In response to the oil market downturn, ConocoPhillips will cut an additional $1.6 billion from its 2020 operating plan capital expenditures budget, bringing the current estimate to $4.3 billion. Cuts will be primarily focused on operations in the US Lower 48, Alaska, and Canada.
Including its Mar. 18 reduction of $700 million, the company has cut operating plan capital expenditures by $2.3 billion, or 35% compared its original guidance (OGJ Online, Mar. 18, 2020).
Operating costs will be cut by $600 million, representing roughly 10% of the initial 2020 guidance, bringing the current estimate to $5.3 billion. Reductions were sourced from lease operating expenses, general and administrative costs, and foreign exchange impacts.
Production in Canada and the Lower 48 will be curtailed until market conditions improve, the company said. By May, at the Surmont oil sands project in the Athabasca region of northeastern Alberta, the company expects to reduce production by 100,000 b/d of oil gross to 35,000 b/d of oil gross.

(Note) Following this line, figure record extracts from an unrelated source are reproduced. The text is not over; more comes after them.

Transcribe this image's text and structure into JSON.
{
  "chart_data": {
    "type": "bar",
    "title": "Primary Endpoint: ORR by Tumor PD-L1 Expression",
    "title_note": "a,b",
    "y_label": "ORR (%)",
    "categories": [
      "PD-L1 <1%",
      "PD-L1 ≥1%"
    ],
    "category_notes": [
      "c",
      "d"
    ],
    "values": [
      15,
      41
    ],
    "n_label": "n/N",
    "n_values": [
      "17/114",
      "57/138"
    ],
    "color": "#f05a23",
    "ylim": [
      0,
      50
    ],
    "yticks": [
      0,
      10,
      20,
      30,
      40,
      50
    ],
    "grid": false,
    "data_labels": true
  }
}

Beginning in May, the company will begin curtailing production across its Lower 48 region. The company has recently focused on the Permian basin, Eagle Ford, and Bakken regions. Initial cuts of 125,000 b/d of oil gross are expected. Curtailment decisions will be made on a month-to-month basis and are subject to operating agreements and contractual obligations.
The curtailments represent 200,000 boe/d net to the company.
The company’s share repurchase program and further guidance have been suspended.